Now, this next step in the use of repetition must be paid considerable attention. When a parent says, "If I've told Johnny once, I've told him a thousand times," we can show you the slow learner… and it is not Little Johnny! Doesn't it stand to reason that if a parent has said something a thousand times and the child is still not doing what the parent said, that those words aren't working? When we apply this "rule of repetition" with kids we must remain always on the lookout for new ways to say the same thing. 

If we have said something three times and they do not seem to be using it then we must not give up, or become frustrated or angry, and we must never say, "I've tried everything." At this point we must simply become creative and figure out another way to say the same thing. (And always remember that often the worst way to "say" something to a child is with words. Demonstrate it, role play it, do it yourself, point out the lesson you are teaching as others use it to make their life easier or more fun, but keep repeating it!)

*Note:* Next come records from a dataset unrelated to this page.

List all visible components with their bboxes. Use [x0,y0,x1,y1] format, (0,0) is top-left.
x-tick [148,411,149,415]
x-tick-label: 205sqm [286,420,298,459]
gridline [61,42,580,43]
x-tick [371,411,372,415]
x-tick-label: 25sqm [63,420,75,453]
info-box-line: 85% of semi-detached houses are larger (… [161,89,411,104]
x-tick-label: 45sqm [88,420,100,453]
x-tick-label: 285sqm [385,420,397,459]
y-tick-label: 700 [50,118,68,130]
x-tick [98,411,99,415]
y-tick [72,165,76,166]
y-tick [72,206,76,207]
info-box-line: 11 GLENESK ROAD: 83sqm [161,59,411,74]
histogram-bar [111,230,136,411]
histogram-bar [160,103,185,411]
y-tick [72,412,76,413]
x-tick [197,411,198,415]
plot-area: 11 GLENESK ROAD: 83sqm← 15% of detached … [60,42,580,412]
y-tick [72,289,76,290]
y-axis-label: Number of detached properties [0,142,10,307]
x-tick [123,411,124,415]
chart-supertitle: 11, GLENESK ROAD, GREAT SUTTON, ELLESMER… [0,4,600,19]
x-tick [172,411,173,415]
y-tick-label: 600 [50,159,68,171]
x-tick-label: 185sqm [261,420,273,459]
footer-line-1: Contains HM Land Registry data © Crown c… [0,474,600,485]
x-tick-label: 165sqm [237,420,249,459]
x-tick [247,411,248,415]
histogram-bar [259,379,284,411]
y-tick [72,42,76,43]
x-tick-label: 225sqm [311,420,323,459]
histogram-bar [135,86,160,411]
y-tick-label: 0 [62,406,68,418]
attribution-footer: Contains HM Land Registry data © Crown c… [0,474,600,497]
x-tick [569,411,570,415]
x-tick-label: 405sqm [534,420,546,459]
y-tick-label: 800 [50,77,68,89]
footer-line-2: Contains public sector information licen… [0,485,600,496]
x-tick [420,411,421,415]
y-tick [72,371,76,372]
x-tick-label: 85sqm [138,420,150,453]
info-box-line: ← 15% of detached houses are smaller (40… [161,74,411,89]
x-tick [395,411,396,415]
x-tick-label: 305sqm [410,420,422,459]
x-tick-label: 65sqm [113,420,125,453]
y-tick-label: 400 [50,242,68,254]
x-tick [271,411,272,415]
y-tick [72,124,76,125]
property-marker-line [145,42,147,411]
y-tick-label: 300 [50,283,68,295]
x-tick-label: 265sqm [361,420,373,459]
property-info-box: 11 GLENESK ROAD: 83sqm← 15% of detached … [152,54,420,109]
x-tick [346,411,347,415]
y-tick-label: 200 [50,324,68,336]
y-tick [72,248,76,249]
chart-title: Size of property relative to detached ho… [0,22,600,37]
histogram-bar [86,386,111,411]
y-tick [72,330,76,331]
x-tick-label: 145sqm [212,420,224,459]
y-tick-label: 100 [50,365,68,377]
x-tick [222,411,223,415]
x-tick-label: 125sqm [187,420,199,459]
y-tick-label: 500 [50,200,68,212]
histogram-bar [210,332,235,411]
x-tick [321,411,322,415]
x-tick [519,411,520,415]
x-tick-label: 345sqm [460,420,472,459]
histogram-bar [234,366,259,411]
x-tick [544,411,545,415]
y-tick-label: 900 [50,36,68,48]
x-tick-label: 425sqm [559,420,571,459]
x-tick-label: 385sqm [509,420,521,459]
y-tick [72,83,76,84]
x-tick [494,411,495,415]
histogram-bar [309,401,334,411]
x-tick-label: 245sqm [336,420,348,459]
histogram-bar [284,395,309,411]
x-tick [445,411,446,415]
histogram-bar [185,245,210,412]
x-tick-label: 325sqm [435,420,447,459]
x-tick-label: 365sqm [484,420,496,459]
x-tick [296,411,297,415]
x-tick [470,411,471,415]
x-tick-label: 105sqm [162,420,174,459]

One thought bears consideration in closing this discussion on repetition. We do not mean that parents should become nags. When we say repetition should be applied we are speaking about the big lessons in life, which are taught over time. We do believe that simple requests for help around the house or for simple compliance with parental commands it is possible to expect action from kids following the first statement. In order to get that kind of response it is necessary to insure that the child knows what you said. One great way to find out if they have actually heard you is to ask them to repeat your request back to you by saying, "What do I need?" or "What did I ask you to do?" Then practice these three important steps to insure compliance: 

1. Say what you mean. 
2. Mean what you say. 
3. Do what you say you are going to do. 

Make all requests for action in a pleasant tone of voice. Precede requests for action with "please," and end them with "thank you." Keep request for action to a bare minimum, but do not ever make a request for a child's action if you are not willing to take the time to insure that it is done exactly as requested and at the time requested. This will establish very clearly for your children that you: say what you mean, mean what you say, and do what you say you are going to do!

Repeat the important lessons in life in as many ways as you can creatively devise and they might just become the ideas that rule the world of your children!